With regard to the role of gut bacteria in the development of metabolic disorders, Brugman et al. have shown that antibiotic treatment partially protects against the occurrence of diabetes in a diabetes-prone rat that develops insulitis. The authors proposed that altering the gut microbiota composition by antibiotic treatment reduces the antigenic load and hence the inflammatory reaction that had led to pancreatic beta cell destruction [36]. Consistent with these results, we have recently demonstrated that HF-diet-fed mice and ob/ob mice treated with antibiotics for 4 weeks were partially protected against the development of metabolic diseases and inflammatory tone (P. D. Cani, N. M. Delzenne and R. Burcelin, unpublished data).

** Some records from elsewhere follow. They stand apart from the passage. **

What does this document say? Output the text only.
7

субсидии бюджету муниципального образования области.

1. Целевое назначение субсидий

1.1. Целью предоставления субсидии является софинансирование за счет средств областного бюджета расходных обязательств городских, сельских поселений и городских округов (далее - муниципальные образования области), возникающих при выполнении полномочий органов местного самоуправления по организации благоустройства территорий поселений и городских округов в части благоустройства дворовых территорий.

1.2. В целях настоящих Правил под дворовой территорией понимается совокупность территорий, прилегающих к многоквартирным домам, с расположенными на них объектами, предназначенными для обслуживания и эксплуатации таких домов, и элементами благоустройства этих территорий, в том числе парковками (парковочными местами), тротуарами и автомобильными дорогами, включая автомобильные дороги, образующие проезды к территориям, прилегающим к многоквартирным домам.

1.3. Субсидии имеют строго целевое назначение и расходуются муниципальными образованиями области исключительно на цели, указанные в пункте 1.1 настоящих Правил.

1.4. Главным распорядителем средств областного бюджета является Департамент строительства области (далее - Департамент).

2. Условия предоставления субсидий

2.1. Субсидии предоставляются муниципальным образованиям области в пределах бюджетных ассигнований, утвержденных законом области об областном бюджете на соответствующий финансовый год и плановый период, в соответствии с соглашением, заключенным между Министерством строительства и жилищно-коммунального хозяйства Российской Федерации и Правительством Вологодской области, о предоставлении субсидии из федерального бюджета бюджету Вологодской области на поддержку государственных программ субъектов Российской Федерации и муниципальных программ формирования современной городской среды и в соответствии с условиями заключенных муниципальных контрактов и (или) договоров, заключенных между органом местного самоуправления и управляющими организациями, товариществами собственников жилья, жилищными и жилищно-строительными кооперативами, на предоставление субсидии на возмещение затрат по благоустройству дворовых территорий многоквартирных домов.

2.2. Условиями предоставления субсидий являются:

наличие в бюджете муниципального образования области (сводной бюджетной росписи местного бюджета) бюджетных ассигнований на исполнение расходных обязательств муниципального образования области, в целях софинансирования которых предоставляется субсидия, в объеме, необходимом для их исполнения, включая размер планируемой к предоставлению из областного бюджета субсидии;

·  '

We cannot rule out the putative implication of another important mechanism to explain the improved glucose metabolism in prebiotic-fed mice. Indeed, we have previously reported that prebiotic dietary fibre improved diabetes and insulin sensitivity by a mechanism promoting synthesis and secretion of the incretin, GLP-1 [18, 28, 29]. Here, we confirmed that prebiotic dietary fibre only strongly increase colonic proglucagon mRNA content. Therefore, the present data suggest that there is a link between modulation of gut microbiota, endotoxaemia, inflammation and GLP-1 secretion. This merits further investigation. While the doses used in animal studies are not directly transposable to human nutrition, several reports have demonstrated that ingestion of fructo-oligosaccharides at the dose of 5 to 20 g/day are sufficient to promote prebiotic [3740] and physiological effects [4144].

In conclusion, dietary modulation of gut microbiota with a view to increasing bifidobacteria reduced endotoxaemia and improved glucose tolerance and insulin secretion, as well as reducing inflammation development in HF-diet-fed mice. Together, these findings suggest that the gut microbiota contribute to the pathophysiological regulation of endotoxaemia and set the tone of inflammation, glucose tolerance and insulin secretion.

Thus, specific strategies for modifying gut microbiota in favour of bifidobacteria could be useful tools for reducing the impact of high-fat feeding on the occurrence of metabolic diseases.